Parties are one big complication in MGO. Much like with Killzone: Shadow Fall, parties are based on who’s in your Party Chat, and everyone involved follows the host. This means that one of the players must be the host of the call AND playing MGO. While this sounds like a redundant statement, I came across problems with this set-up. Someone playing the Star Wars Battlefront beta hosted the chat while I played with another person in the chat. While the in-game menu displayed us in the same party, we couldn’t join the same game since neither of us were hosting the chat. So, we had to reestablish the chat so the game would allow us to play together.

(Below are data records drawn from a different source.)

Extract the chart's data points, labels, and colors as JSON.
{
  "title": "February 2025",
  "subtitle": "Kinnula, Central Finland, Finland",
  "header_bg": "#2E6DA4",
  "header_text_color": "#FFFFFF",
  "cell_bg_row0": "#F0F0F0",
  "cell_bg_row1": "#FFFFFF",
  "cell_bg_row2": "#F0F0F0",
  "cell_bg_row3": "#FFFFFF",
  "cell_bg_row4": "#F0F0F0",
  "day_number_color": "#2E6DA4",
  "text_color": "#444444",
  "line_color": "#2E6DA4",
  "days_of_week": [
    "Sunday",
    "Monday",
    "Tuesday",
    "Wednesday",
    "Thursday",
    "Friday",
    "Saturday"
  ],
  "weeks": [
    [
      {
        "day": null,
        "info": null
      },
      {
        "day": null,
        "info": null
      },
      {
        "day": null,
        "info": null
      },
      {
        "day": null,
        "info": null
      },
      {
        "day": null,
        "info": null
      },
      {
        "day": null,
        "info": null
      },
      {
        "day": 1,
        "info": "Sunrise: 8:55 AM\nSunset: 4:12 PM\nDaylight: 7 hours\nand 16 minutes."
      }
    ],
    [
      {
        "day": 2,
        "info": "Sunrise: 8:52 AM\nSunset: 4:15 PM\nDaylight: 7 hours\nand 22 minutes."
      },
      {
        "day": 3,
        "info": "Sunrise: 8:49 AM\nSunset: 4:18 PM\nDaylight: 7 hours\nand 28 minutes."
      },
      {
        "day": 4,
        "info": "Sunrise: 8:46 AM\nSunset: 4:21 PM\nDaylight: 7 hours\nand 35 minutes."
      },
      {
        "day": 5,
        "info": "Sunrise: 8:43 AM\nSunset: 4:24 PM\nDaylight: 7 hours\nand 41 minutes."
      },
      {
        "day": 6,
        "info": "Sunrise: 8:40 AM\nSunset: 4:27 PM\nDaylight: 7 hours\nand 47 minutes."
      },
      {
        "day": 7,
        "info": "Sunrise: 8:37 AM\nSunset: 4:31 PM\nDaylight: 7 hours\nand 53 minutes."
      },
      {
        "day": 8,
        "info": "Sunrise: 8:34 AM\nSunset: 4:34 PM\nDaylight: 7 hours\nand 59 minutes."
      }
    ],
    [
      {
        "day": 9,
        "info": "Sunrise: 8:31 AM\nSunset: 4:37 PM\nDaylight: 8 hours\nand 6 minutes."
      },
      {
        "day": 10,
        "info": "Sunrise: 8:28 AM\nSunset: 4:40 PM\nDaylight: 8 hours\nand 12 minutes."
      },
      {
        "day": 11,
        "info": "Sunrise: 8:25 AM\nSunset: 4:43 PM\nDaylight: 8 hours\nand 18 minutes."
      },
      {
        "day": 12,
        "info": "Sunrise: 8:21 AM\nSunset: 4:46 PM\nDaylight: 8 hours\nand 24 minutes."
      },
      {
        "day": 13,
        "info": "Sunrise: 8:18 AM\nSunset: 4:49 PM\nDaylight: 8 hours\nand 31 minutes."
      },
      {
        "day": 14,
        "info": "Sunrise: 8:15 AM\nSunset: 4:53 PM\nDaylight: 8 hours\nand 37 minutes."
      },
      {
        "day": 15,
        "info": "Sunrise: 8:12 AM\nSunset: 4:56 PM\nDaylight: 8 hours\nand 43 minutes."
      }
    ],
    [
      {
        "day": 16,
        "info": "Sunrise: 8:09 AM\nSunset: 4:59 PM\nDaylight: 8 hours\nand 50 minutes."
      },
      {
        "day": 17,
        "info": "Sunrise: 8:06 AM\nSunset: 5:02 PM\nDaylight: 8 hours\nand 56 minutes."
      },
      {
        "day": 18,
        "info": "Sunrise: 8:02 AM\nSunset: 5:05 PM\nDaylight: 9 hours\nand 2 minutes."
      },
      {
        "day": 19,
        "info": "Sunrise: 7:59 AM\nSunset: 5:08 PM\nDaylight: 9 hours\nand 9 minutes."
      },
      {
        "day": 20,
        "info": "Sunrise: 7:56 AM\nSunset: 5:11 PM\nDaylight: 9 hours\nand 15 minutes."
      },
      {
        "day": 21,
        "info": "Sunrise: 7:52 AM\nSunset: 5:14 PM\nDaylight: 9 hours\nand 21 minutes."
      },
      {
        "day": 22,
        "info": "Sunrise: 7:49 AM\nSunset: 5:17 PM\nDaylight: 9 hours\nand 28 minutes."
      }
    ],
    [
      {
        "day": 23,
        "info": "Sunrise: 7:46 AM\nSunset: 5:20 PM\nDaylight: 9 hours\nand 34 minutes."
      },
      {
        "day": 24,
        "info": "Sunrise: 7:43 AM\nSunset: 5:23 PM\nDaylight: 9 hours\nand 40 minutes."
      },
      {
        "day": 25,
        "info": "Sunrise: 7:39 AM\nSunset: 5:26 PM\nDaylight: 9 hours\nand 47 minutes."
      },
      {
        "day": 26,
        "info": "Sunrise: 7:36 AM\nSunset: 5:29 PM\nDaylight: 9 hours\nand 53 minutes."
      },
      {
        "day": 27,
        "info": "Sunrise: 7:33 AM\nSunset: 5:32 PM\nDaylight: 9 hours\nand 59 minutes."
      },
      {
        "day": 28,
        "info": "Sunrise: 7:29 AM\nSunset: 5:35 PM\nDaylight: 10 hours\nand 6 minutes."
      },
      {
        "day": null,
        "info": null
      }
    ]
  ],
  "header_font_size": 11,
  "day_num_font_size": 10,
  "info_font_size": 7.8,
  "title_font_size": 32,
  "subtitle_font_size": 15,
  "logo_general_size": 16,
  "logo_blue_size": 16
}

The server problems break down the core concept early on. Metal Gear Online, from what I can tell from numerous problems I’ve experienced since release last Tuesday, lacks dedicated servers, meaning that players are the hosts of each game, leaving eleven other players at the whim and capability of one person’s internet connection in order to play. This more often than not eliminates the ability to play with stealth outside of spamming stun grenades, since enemy players glitch around while they’re shooting barrages of bullets. This also means that the team with the host is more than favored to win, from the experiences I had with the game, with an advantage that old Gears of War gamers used to call “Host Shotty.”

metal gear

Host Shotty can be explained something like this: Since the host is in charge of the connection, he or she maintains a relative sort of lag-free performance, meaning that other players have to respond to what the host is doing. This allows for an advantage of precious half seconds where the host can get the first blows or bullets in on opponents. Thus, an imbalance is born, creating an almost inherent need to use automatic guns or wide-range explosives in order to succeed.

Stealth becomes cumbersome as well, because being CQC’ed often happens way before the enemy player appears on the screen. There were plenty of times I slammed into the ground before the enemy appeared over my body, and these particular players I reference weren’t using their stealth camouflage either. One exchange stood out to me: I knocked out an enemy with darts after hitting her with three in a row, but the last one I had to land after she jumped over a fence. With this in mind, she should have fallen on the same side where I took her down, but she ended up glitching back over the fence to where she was BEFORE she jumped the fence, which was well over five seconds before. To top it off, if the host leaves, the entire session is forfeited, sending everyone back to their Freeplay setup, and in order to get back into a match after that, players have to queue back up and wait for a game to appear. To add to the frustrations, all points and experience earned are lost if the host decides to leave early. These server issues cannot be blamed only on the player’s connection, however, because it wasn’t the players who designed this game this way.

Still, there’s a lot here to take in, and even with the beginning equipment, players can take to the ranks and compete. Even so, good luck finding someone who just wants to use a dart gun after using a stealth SMG knockout gun for over 100 hours in single player and a basic AK after using much bigger and better guns in the single player. For now, know what to expect before going in. When the servers cooperate and the host has a great connection, the entire experience is magical, channeling the heart and soul of what made MGO great with Guns of the Patriots but without the terrible backdoor account setup. Classes are palpable and customizable, the maps are immaculate, and the core concepts of the MGO are exactly what made The Phantom Pain great. The underlying negative across the board is how the servers have been made, which degrades these core concepts more often than not. With better server delegation, dedicated servers, and appropriate host management, Metal Gear Online has the possibility of becoming something much greater than it could be, but it has a long way to go before it’s good enough to be an e-sport.

Check out the Metal Gear Solid 5 review.



The Final Word

The internet connection of the host is the deciding factor in how good the experience is in Metal Gear Online. Even with a stellar multiplayer on paper, the limitations enacted by the lack of dedicated servers keep this from being what it could and should be.